Wenn sie was sinnvolles tun möchte sollten sie endliche niederschwellige zugänge UserInterface-Guidelines zur Verfügung stellen.

Der Guide von Microsoft ist versteckt, hat 5 Mal soviele Seiten wie der von Apple und trotzdem schauen die Programme dies so im Umlauf gibt weitaus inkonsistenter (unstreitbar) und meist auch hässlicher (streitbar) aus.

Sie habens bis jetzt nicht geschafft innerhalb (!) ihres Systems ein einheitliches SearchField einzuführen. Das ist furchtbar. Der Artikel bezieht sich auf Vista mit Win7 hat sich allerdings nichts geändert: http://blog.publicobject.com/2006/09/a... ields.html

Microsoft kämpft gegen sich selbst.

ich muss da immer an meinen ersten computer denken , den c64 , da war ein anleitung in telefonbuchstaerke dabei , heut kannst schon froh sein wenn ein flyer dabei liegt sogar die cds muss man sich heute selber brennen.

Vergleich einfach.

Die Ergebnisse: https://www.google.at/#hl=en&gs... 90&bih=783

(Google Results weil der Link auf MSDN grad down ist, außerdem bin ich mir nicht sicher was die offiziellen sind)

Damit:
https://developer.apple.com/library/m... Intro.html

Ich finde das Konzept von einem Tiled Window Manager der so einfach zu bedienen ist eigentlich recht gut. Nur ist die Lösung von Microsoft schonmal damit in die Hosen gegangen dass nur speziell dafür programmierte Apps damit funktionieren, außerdem lässt die 1:3 Aufteilung nicht gerade viel Freiheiten für den Nutzer.

Jetzt müsste nur noch die Konkurrenz...

vom Markt verschwinden.

Vor allem dieses unbequeme Windows 7. ;)

na gottseidank!

Man konnte ja richtig frustriert werden! Ich habe (als HOBBY Programmierer) in letzter Zeit c# (und eben auch Visual Studio) für mich entdeckt und fand es eben gerade gut, dass man relativ einfach sowohl command-line-Programme (die einfach wie eine .EXE aussehen wenn sie fertig sind) als auch "Desktop Anwendungen" erstellen kann und man konnte sicher sein dass die Dinger bis WinXP (mit SP2) zurück auch laufen. Liebe MS'ler: Der Desktop ist doch eine super Sache mit (Kontext)Menüs, dropListen, rechte Maustaste usw. Metro wäre auf dem zuHause Computer nur ein riesen Rückschritt! Bin erst einmal erleichtert! Geht's anderen eigentlich auch so?

Ich glaube es geht den Meisten so. Microsoft macht mit Metro einen Riesenfehler. Ein Desktop ist kein Tablet und umgekehrt.

QtCreator?

Ist QtCreator ein Teil von MS Visual Basic?

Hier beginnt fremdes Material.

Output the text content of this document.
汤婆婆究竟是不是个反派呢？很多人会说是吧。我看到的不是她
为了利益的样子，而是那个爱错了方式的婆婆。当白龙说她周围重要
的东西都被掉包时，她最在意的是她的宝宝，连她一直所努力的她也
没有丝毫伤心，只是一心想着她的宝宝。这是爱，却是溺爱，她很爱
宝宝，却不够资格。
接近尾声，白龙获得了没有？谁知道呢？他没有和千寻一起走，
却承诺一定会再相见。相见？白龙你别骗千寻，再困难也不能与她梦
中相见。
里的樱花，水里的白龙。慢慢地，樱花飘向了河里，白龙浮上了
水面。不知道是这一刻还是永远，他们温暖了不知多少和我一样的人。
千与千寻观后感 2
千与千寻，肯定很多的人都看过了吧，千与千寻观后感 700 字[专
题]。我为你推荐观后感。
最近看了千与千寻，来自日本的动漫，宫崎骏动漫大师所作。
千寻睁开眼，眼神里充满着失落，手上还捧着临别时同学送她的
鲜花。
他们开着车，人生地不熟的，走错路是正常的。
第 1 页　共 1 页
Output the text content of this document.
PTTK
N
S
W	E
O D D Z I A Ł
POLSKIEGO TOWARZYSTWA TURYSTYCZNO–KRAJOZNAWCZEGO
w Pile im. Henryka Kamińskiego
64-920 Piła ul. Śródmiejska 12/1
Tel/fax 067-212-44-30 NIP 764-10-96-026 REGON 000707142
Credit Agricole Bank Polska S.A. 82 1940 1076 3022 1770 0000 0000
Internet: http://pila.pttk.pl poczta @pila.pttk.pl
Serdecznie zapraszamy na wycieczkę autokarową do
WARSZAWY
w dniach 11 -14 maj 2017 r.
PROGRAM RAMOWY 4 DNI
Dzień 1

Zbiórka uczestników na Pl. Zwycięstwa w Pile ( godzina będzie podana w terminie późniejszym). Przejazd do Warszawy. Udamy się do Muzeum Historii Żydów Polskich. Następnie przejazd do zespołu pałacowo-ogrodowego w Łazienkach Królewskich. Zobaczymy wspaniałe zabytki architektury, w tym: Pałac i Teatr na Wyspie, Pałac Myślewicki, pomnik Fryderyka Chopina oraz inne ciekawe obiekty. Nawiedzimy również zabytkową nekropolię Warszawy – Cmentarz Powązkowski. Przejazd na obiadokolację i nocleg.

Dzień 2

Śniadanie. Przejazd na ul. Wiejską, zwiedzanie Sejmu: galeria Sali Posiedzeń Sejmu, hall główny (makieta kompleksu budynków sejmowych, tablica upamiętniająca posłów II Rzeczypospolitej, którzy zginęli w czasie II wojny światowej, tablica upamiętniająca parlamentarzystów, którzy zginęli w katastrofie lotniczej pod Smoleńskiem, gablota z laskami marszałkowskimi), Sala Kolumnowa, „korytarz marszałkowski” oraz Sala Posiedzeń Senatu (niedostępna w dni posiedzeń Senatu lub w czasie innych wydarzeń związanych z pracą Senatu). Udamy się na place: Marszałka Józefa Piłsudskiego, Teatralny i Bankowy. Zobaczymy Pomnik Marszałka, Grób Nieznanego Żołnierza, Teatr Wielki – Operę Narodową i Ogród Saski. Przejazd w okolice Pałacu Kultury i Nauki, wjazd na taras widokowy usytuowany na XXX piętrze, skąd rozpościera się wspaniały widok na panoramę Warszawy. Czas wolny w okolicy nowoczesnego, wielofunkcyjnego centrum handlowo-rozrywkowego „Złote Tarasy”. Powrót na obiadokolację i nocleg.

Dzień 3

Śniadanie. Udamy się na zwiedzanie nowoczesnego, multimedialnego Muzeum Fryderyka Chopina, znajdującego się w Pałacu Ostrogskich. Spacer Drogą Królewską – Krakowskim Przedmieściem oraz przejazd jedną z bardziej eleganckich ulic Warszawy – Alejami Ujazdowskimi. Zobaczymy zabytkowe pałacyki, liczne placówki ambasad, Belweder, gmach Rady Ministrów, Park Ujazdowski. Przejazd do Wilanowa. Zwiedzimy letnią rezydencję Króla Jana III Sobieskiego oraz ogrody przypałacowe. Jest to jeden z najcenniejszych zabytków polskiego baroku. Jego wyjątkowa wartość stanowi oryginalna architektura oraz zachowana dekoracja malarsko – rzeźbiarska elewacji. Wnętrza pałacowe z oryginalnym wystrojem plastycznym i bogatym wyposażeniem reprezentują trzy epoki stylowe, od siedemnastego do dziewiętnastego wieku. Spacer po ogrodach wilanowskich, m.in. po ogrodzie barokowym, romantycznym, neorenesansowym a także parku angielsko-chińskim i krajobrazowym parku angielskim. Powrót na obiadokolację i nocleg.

Kann man den Programmcode 1:1 unter OSX und Linux kompilieren?

Qt ist eine Library,

mit deren Hilfe Gui-Programme erstellt werden können, die per Compile dann unter Windows, Linux und Mac laufen können sollten.
Da die Lib recht fett ist (also ziemlich viel Funktionalität beherbergt), sollte eigentlich eine Verwendung von nativer Api (z.B.: Win32-Api) nicht notwendig sein, wodurch eine gewisse Plattform-Unabhängigkeit gewährleistet ist.
Die Qt-Lib gibts es in einer abgespeckten Version als freien Download (Übersicht übher QT: http://qt.nokia.com/).

Und das geht auch recht gut.

Wir entwickeln mit Qt plattformübergreifend. Perfekt ist nichts und niemand aber unterm Strich funktioniert das schon recht fein.

nv

können fische fliegen?

Manche schon ;-)

wenn...

... man sie weit genug wirft ...

Find ich gut... sonst hättens bald gar keine hobby entwickler mehr drauf.

Werd trotzdem bei Qt bleiben, dann klappts mit OSX und Linux auch, und QtCreator ist gar nicht mehr so schlecht.